More AI marketplaces
Lightning AI’s AI Hub is not the first AI app marketplace, but its launch indicates how fast the enterprise AI space has moved since the launch of ChatGPT, which powered a generative AI boom in enterprise technology. API marketplaces still offer tons of SaaS applications to enterprises, and more companies are beginning to provide access to AI-powered applications like Apple’s App Store to make them easier to deploy.
AWS, for instance, announced the AWS Bedrock Marketplace for specialized foundation models and Buy with AWS — which features services from AWS partners — during re:Invent in December.
Hugging Face, for its part, has launched Spaces, an AI app directory that allows developers to search and try out new apps, for general availability. Hugging Face CEO Clement Delangue posted on X that Spaces “has quietly become the biggest AI app store, with 400,000 total apps, 2,000 new apps created every day, getting visited 2.5M times every week!” He added that the launch of Spaces shows how “The future of AI will be distributed.”

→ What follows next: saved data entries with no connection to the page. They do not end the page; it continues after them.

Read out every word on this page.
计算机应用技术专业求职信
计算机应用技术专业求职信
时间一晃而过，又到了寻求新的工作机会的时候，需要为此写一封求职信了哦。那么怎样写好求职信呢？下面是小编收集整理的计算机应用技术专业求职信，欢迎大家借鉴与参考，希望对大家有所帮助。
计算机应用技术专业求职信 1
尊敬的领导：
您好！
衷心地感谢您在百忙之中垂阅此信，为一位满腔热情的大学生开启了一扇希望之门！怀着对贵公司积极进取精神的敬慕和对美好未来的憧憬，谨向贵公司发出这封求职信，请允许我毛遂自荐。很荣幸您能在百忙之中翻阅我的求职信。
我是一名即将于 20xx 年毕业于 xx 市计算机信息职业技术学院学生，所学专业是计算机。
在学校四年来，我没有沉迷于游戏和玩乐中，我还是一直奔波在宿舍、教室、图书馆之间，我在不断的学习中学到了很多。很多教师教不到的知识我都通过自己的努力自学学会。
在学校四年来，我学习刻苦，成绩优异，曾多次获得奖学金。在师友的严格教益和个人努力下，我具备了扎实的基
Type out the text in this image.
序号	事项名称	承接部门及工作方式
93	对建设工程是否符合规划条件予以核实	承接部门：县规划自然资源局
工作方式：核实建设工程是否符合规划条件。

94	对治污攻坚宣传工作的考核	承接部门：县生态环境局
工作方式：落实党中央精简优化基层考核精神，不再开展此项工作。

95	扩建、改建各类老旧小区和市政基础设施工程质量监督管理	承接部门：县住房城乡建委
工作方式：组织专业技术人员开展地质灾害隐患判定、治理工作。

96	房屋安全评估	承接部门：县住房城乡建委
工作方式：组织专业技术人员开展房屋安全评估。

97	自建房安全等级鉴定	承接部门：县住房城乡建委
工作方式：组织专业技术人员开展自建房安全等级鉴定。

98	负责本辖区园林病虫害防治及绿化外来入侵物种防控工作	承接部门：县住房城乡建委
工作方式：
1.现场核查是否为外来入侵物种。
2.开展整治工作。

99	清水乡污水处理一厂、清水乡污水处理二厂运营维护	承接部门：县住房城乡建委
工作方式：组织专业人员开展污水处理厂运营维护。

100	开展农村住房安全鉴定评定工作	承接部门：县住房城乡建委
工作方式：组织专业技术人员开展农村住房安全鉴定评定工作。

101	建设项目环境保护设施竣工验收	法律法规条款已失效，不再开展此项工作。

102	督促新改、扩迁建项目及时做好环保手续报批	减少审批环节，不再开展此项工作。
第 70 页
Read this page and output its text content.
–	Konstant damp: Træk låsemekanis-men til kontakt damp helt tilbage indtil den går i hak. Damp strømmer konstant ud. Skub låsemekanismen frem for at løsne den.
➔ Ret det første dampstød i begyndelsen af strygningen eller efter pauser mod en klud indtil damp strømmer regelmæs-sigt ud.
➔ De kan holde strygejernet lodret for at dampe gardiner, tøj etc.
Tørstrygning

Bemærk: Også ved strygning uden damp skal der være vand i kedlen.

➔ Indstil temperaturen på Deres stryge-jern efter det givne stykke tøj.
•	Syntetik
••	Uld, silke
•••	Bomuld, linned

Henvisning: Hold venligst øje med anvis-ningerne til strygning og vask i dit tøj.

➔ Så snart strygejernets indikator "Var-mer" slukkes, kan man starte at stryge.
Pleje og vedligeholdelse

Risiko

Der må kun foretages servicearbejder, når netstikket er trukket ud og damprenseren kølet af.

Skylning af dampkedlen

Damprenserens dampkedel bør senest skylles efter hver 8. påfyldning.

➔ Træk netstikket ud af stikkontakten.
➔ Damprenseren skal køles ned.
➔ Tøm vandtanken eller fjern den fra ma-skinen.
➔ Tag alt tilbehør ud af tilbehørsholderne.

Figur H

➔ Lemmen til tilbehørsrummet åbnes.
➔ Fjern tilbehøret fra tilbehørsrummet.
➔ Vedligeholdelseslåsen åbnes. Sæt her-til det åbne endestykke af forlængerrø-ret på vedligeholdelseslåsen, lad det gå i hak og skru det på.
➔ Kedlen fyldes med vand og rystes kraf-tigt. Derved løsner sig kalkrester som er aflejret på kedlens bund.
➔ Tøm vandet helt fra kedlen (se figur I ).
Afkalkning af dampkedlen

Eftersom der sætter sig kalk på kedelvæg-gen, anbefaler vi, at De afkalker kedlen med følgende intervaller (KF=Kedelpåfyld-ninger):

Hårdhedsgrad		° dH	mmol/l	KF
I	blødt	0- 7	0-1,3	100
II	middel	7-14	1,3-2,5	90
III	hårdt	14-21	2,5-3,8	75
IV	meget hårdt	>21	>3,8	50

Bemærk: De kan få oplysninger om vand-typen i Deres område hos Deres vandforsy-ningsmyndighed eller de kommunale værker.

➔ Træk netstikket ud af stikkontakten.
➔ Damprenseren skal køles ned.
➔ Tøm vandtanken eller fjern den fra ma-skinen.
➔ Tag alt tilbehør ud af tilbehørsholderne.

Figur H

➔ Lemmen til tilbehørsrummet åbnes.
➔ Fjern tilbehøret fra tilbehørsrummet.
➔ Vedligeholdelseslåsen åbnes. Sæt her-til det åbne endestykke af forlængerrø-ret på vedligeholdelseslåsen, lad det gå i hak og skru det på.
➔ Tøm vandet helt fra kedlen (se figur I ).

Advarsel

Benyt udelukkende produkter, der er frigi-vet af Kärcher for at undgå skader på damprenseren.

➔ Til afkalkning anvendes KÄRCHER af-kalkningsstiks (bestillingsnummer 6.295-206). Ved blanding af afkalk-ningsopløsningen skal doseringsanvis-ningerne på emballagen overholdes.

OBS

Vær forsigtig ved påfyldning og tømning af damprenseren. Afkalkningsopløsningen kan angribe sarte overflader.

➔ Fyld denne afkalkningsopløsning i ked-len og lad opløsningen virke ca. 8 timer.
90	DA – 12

Even OpenAI’s GPT Store on ChatGPT technically functions as a marketplace for people to try out custom GPTs.
Falcon noted that most technologies are offered in a marketplace, especially to reach many potential customers. In fact, this is not the first time Lightning AI has launched an AI marketplace. Lightning AI Studio, first announced in December 2023, lets enterprises create AI platforms using pre-built templates.
“Every technology ends up here,” said Falcon. “Through the evolution of any technology, you’re going to end up in something like this. The iPhone’s a good example. You went from point solutions to calculators. flashlights and notepads. Something like Slack did the same thing where you had an app to send files or photos before, but now it’s all in one. There hasn’t really been that for AI because it’s still kind of new.”